On Sep 20, 2006, at 4:22 AM, Jesse Lang wrote:
> How should I capture both audio and video so that they sync?  I  
> imagine it needs to be muxed in one form or another.   If AVI is  
> not an option as you say, and OGG does not work either, what  
> options are there?

I don't think anyone ever tests this. Note that there are no  
applications (apart from Fluendo's Flumotion) that use any of those  
features, +/-90% of gst-based apps are simple audio players. Two  
things are important for this kind of work: Firstly, the inputs  
should support syncing to a non-self clock. I think v4l1/2src support  
this (I wrote them like that), although it may not be default  
behaviour anymore. The audio source should then either provide the  
pipeline clock (which is what I used for testing), or should sync to  
another clock, also (not supported).
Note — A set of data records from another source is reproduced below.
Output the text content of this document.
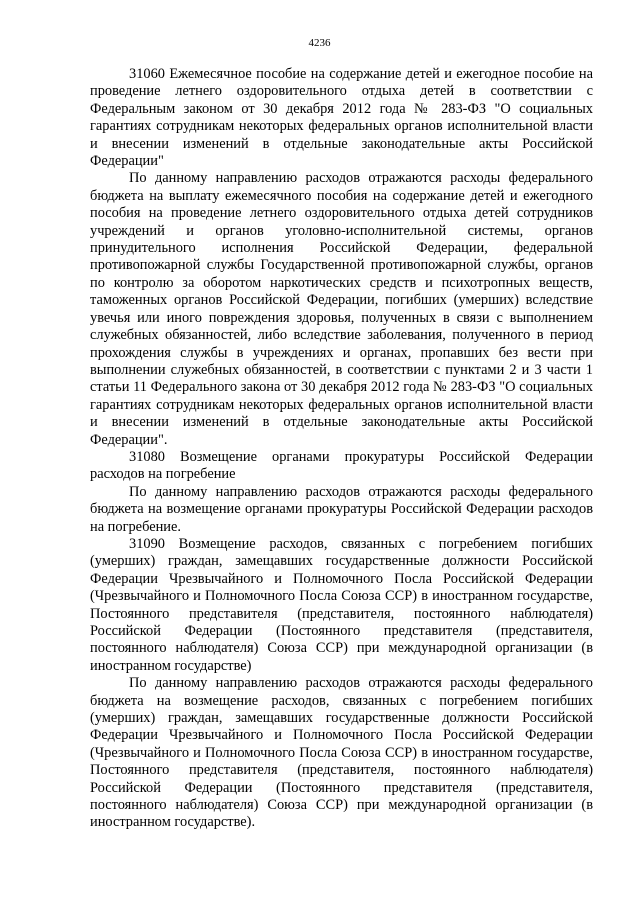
4236

31060 Ежемесячное пособие на содержание детей и ежегодное пособие на проведение летнего оздоровительного отдыха детей в соответствии с Федеральным законом от 30 декабря 2012 года № 283-ФЗ "О социальных гарантиях сотрудникам некоторых федеральных органов исполнительной власти и внесении изменений в отдельные законодательные акты Российской Федерации"

По данному направлению расходов отражаются расходы федерального бюджета на выплату ежемесячного пособия на содержание детей и ежегодного пособия на проведение летнего оздоровительного отдыха детей сотрудников учреждений и органов уголовно-исполнительной системы, органов принудительного исполнения Российской Федерации, федеральной противопожарной службы Государственной противопожарной службы, органов по контролю за оборотом наркотических средств и психотропных веществ, таможенных органов Российской Федерации, погибших (умерших) вследствие увечья или иного повреждения здоровья, полученных в связи с выполнением служебных обязанностей, либо вследствие заболевания, полученного в период прохождения службы в учреждениях и органах, пропавших без вести при выполнении служебных обязанностей, в соответствии с пунктами 2 и 3 части 1 статьи 11 Федерального закона от 30 декабря 2012 года № 283-ФЗ "О социальных гарантиях сотрудникам некоторых федеральных органов исполнительной власти и внесении изменений в отдельные законодательные акты Российской Федерации".

31080 Возмещение органами прокуратуры Российской Федерации расходов на погребение

По данному направлению расходов отражаются расходы федерального бюджета на возмещение органами прокуратуры Российской Федерации расходов на погребение.

31090 Возмещение расходов, связанных с погребением погибших (умерших) граждан, замещавших государственные должности Российской Федерации Чрезвычайного и Полномочного Посла Российской Федерации (Чрезвычайного и Полномочного Посла Союза ССР) в иностранном государстве, Постоянного представителя (представителя, постоянного наблюдателя) Российской Федерации (Постоянного представителя (представителя, постоянного наблюдателя) Союза ССР) при международной организации (в иностранном государстве)

По данному направлению расходов отражаются расходы федерального бюджета на возмещение расходов, связанных с погребением погибших (умерших) граждан, замещавших государственные должности Российской Федерации Чрезвычайного и Полномочного Посла Российской Федерации (Чрезвычайного и Полномочного Посла Союза ССР) в иностранном государстве, Постоянного представителя (представителя, постоянного наблюдателя) Российской Федерации (Постоянного представителя (представителя, постоянного наблюдателя) Союза ССР) при международной организации (в иностранном государстве).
Then, secondly, the output  
format that you use should support frame skips (this is mostly  
important for video), or you should use videorate and audiorate to  
workaround this for the formats that don't (thus generating frame  
inserts/drops).

So, your options are, theoretically:
- use videorate + audiorate, check options on vl1/2src to ensure that  
it syncs to pipeline clock. This will not give the best result (it  
will contain frame drops/inserts), especially for webcams, but should  
be reasonable (because it's not too big a problem) for tv cards.
- do not use videorate + audiorate, use a format that supports  
timestamps and does not depend on framerate (e.g. ogg, mpeg, asf, I  
think quicktime can do this too?). Make sure that this is implemented  
and properly functioning in the gstreamer elements that you're using.  
If not (as is probably the case for you), fix that. For you, this  
probably comes down to a bit of debugging in the source elements to  
ensure proper timestamp outputting and proper clock handling, and  
then fix the output muxers (oggmux for ogg, ffmpegmux for mpeg/ 
quicktime, asfmux for asf; you can probably also add asf to  
ffmpegmux) to handle timestamps rather than the (wrong) fps in the caps.